I worry about the qualifications of everyone, too. One would hope that decent organizations dealing with people's lives would be careful about who is working for them, but who knows for sure? For peace of mind, as there isn't much we can do about it, probably something to keep in mind, but not a LOT in mind.

This is all very scary on so many levels in so many ways. And nothing is a sure bet... which makes even the treatment scary. Yeah, it's supposed to kill the cancer, but is it? Or is it doing something worse? Or just bad? But there's not much we can do. We can take a chance and opt out of something if we feel strongly about it... but if we don't, I guess we just have to deal with all the doubts and uncertainties and do our best. (I guess that's just how life works, actually... but reality can be something we don't want to deal with all the time. I admit it--I am happily in denial of lots of things most of the time, and quite happy that way!)

SweetHope -- That is rather unsettling... I guess all you can do is keep an eye out for possible problems like that... Maybe question things if you see something odd... but beyond that, hopefully they know enough about what they are doing to not totally mess things up! *sigh*

No, it's not you. We have to be somewhat proactive in our treatment, so it's good to be careful. And yeah, sometimes that can seem a bit more paranoid than maybe was called for... but as they say, just because you're paranoid doesn't mean there isn't somebody out to get you! -- That is, just because things are OK in this case doesn't mean everything is being done perfectly so that you shouldn't ever be concerned. Everyone is human, so you just know there's going to be some margin of error or uncertainty... but most all of those are probably not anything dire.

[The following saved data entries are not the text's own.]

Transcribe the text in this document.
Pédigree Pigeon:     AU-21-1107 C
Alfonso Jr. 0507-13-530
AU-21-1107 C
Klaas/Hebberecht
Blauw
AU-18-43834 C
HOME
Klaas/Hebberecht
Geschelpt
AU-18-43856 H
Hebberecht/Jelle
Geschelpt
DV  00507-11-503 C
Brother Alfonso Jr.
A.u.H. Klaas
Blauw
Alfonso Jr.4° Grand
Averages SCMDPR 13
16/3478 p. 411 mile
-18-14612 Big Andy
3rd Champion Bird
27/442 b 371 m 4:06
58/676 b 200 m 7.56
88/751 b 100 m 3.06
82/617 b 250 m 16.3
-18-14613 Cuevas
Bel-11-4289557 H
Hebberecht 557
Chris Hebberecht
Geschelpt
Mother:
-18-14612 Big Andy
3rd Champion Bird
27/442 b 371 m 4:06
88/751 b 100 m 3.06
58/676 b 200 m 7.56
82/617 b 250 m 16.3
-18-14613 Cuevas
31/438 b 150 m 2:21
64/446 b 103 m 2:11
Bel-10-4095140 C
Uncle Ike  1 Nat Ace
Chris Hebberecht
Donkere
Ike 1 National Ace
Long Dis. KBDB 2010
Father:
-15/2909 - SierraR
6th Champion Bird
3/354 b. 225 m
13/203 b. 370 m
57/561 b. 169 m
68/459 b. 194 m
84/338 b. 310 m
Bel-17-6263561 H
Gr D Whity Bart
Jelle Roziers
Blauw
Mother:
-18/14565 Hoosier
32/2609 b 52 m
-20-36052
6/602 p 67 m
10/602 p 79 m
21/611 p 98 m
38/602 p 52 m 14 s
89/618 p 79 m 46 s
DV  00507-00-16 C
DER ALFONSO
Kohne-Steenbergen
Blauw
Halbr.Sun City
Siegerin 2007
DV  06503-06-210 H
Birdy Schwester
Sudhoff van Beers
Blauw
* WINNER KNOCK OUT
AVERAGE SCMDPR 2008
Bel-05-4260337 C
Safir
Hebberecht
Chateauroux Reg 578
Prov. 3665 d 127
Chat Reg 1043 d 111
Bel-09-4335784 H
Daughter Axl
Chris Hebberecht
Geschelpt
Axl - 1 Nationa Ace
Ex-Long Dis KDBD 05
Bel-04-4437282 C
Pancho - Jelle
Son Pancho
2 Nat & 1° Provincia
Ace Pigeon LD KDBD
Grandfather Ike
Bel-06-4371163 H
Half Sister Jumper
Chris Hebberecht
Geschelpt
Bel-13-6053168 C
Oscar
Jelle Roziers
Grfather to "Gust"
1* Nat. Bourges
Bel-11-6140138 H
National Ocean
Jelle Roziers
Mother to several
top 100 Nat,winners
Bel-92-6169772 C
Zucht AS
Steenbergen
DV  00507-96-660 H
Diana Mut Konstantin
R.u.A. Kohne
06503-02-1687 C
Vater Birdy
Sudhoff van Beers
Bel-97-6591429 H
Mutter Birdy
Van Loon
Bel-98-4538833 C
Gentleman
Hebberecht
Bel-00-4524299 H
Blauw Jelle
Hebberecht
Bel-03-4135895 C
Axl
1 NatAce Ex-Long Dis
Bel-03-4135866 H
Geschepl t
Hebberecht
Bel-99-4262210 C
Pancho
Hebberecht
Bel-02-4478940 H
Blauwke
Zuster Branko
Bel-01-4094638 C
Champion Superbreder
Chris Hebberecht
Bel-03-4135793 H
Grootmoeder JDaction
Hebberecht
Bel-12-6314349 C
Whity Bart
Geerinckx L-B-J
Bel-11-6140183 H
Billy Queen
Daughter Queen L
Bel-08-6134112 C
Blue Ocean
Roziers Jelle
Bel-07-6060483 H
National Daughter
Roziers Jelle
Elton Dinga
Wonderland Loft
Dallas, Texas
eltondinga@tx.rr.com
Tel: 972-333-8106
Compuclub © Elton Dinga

When I was in the hospital during chemo (for dehydration), one of the nurses accidentally stuck a thermometer in my mouth without the plastic cover. I hated to mention it--it was in the middle of the night and dark and I'm sure things like that happen... but all night I wondered how clean they kept those things, and if I was going to catch some horrible disease, so I mentioned it to my MO when he came in and he said to tell the nurse in charge, so I did, and they called the poor person into the room (and she denied it). *sigh* Well, I don't think I've caught some horrible disease, I didn't get sick anyway, but it makes you wonder how often germs get accidentally transferred around through little mistakes... but maybe it's no big deal? I don't know...

anyway--Glad you are feeling better about the techs! It makes dealing with all this a bit easier!

Well I had my very first major meltdown today. 4 radiation treatments and I don't want to go back. ( it's not them its me). My aunt has been on my last nerve, she drives me everywhere ( legally blind and don't drive ). I tried to express to her how she has been shooting me down on everything I say. She went ballistic. Told me I don't have cancer ( true since they took it out) and radiation was just a precaution and not a big deal ( she chose not to have it with her BC ) and that she is sick of me being all mopey. ( which is not true I have worked very hard at staying positive and in the now). Ugh I am feeling so overwhelmed. I have other issues going on besides BC. I have several autoimmune disorders and am being diagnosed with second eye disease that been untreated for it looks like quite some time. Tired irritable and disconent.